Nurses held an informational picket on safe staffing and mandatory overtime while negotiating a new Massachusetts Nurses Association contract with Cape Cod and Falmouth hospitals.

‘Tough year for nurses’

It shouldn’t have had to come to that, said Dianne R. Desruisseaux, vice chairwoman of the MNA local bargaining unit at Cape Cod Hospital.

"It has been a tough year for nurses and we never should have had to go to such great lengths to force Mr. Lauf to listen to us and address our concerns for patient safety and safe working conditions," she said.

It "demonstrates a lack of understanding and appreciation for what our patients need to be and stay well," she said in an email. "While we do appreciate his decision to finally address our concerns to resolve our contract, we hope in the future he will work harder to listen to nurses, as we are the ones on the front lines with the best information about what our patients need."

This year, Saluzzo generated more publicity in November when the state Board of Registration in Medicine fined him for writing prescriptions for family and friends, including a colleague at Cape Cod Hospital, without keeping adequate medical records.

The news has had "zero impact" on the community’s support for Cape Cod Healthcare, Lauf said. "The community gives to the institution, not to the individual."

In the meantime, Cape Cod Healthcare has to find a way to prosper no matter what insurers or politicians throw at it, Lauf said.

"I see it as an opportunity," he said. "We’re excited about the future."

Coming to Cape Cod Healthcare

Officials at Cape Cod Healthcare hope to complete several projects in the coming months,including:

Refurbishing the outpatient centers at Cape Cod Healthcare-owned practices in Mashpee, Bourne and Harwich.
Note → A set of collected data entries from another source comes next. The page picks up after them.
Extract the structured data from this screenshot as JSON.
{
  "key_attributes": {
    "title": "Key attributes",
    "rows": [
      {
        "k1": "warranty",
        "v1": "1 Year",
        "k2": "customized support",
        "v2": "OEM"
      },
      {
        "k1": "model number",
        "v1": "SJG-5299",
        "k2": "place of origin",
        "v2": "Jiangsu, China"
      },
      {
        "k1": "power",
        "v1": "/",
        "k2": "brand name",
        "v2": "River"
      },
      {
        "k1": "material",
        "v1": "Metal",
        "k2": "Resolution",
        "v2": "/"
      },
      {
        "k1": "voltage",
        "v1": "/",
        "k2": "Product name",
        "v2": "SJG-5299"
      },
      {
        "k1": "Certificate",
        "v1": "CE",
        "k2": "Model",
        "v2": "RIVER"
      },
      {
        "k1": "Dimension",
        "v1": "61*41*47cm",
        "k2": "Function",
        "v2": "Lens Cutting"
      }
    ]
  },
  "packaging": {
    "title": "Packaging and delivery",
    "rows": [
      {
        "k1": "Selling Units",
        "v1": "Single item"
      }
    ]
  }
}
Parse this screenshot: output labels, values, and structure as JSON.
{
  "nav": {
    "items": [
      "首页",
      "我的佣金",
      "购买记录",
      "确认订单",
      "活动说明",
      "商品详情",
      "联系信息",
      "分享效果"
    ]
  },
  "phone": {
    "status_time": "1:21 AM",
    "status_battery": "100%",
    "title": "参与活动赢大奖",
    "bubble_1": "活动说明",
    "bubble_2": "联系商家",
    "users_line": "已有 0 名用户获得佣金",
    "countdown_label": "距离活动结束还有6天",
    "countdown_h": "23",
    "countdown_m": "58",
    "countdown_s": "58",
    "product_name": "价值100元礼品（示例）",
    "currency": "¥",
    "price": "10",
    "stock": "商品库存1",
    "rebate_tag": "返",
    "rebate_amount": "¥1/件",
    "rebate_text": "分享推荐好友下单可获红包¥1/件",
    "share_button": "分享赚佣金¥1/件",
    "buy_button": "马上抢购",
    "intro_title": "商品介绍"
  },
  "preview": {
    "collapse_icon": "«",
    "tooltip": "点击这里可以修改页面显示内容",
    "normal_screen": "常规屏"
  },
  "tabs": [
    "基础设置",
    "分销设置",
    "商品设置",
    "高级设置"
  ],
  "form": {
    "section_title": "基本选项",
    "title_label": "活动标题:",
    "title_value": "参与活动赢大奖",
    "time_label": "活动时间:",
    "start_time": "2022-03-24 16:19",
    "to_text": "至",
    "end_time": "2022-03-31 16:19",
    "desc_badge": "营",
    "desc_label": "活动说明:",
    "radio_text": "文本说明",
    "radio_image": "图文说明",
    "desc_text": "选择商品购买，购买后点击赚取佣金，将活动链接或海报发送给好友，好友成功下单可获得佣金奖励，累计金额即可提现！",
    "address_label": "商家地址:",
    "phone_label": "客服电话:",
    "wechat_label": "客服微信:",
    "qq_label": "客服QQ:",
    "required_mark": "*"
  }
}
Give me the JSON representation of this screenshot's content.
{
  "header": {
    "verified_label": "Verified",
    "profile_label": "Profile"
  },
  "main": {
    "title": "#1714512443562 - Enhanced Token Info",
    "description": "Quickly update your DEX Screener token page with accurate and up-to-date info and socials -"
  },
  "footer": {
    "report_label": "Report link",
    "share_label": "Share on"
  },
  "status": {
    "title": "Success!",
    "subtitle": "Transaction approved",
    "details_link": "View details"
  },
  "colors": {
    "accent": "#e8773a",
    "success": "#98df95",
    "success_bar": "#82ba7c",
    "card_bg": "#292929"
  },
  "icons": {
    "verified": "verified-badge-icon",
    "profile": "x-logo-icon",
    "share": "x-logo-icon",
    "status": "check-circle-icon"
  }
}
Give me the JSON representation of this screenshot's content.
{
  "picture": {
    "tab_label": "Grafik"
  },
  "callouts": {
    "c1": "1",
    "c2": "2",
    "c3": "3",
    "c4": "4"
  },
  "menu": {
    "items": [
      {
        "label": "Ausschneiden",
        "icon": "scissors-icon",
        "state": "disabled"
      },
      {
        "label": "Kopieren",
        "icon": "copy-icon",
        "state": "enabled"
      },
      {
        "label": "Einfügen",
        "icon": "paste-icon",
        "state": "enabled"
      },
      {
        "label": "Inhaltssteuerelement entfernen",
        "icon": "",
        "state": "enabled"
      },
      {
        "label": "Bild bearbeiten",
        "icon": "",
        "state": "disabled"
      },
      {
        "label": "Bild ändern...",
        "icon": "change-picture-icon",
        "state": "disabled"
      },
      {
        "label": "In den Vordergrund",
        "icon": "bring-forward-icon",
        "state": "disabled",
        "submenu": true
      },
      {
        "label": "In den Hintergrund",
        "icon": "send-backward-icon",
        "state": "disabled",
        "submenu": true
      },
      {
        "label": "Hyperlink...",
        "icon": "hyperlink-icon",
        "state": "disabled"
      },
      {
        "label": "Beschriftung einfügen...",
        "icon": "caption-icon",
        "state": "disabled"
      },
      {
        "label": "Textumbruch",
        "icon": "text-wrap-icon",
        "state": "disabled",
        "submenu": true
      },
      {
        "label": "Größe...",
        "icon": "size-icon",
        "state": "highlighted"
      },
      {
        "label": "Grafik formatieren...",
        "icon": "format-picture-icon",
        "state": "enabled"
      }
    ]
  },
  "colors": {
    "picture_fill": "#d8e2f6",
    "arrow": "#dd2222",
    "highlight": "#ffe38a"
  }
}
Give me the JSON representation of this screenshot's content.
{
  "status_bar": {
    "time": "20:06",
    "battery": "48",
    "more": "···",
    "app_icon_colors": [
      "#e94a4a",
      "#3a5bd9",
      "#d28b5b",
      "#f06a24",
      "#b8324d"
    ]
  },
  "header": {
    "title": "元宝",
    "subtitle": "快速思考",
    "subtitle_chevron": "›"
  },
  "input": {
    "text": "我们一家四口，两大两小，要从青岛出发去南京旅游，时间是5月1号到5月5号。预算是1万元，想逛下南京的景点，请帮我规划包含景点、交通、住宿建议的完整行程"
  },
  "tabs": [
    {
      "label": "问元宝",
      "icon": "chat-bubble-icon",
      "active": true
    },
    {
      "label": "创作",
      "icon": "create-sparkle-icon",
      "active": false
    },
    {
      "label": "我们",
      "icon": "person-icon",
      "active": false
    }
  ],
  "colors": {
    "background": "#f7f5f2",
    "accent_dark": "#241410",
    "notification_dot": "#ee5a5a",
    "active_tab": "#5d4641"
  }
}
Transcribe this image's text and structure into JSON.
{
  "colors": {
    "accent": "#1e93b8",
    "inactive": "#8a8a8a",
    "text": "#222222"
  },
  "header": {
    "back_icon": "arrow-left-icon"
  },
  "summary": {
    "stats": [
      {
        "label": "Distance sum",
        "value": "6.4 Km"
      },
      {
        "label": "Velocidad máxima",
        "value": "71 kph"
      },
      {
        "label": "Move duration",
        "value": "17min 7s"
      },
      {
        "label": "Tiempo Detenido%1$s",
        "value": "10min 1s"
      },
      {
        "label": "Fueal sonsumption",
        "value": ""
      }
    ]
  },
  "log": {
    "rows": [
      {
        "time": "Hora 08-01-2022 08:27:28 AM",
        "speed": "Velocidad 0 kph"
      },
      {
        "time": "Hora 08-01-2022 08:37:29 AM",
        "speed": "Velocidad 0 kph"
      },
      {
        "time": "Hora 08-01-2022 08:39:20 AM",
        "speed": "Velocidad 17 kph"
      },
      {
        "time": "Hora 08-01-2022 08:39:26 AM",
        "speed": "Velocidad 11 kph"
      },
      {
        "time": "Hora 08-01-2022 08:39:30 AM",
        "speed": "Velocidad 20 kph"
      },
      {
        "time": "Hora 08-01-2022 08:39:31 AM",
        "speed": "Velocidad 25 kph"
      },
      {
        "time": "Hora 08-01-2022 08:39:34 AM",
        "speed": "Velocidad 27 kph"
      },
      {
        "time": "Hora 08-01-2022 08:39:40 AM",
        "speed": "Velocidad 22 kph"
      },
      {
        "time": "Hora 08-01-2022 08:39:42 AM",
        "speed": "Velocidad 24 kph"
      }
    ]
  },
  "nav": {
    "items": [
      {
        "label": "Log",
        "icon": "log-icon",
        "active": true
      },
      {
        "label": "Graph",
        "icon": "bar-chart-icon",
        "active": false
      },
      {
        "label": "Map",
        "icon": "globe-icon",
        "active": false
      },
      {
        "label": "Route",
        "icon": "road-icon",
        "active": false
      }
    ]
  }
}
Kicking off a $6 million expansion of the Stoneman Outpatient Center in Sandwich, including re-opening the urgent care function within a year. Opening the Wilkens Outpatient Medical Complex off Attucks Lane in Hyannis. A dermatology practice set up shop there this fall, and the Cuda Women’s Health Center will take its first appointments at that location this winter. Overseeing a $20 million expansion of Cape Cod Hospital’s emergency center. The 18-month project, tentatively scheduled to start this spring or summer, will create a segregated area for patients with psychiatric disorders and eliminate the need for beds in the hallways. The current ER was designed to handle 50,000 patients a year but actually sees 90,000 patients.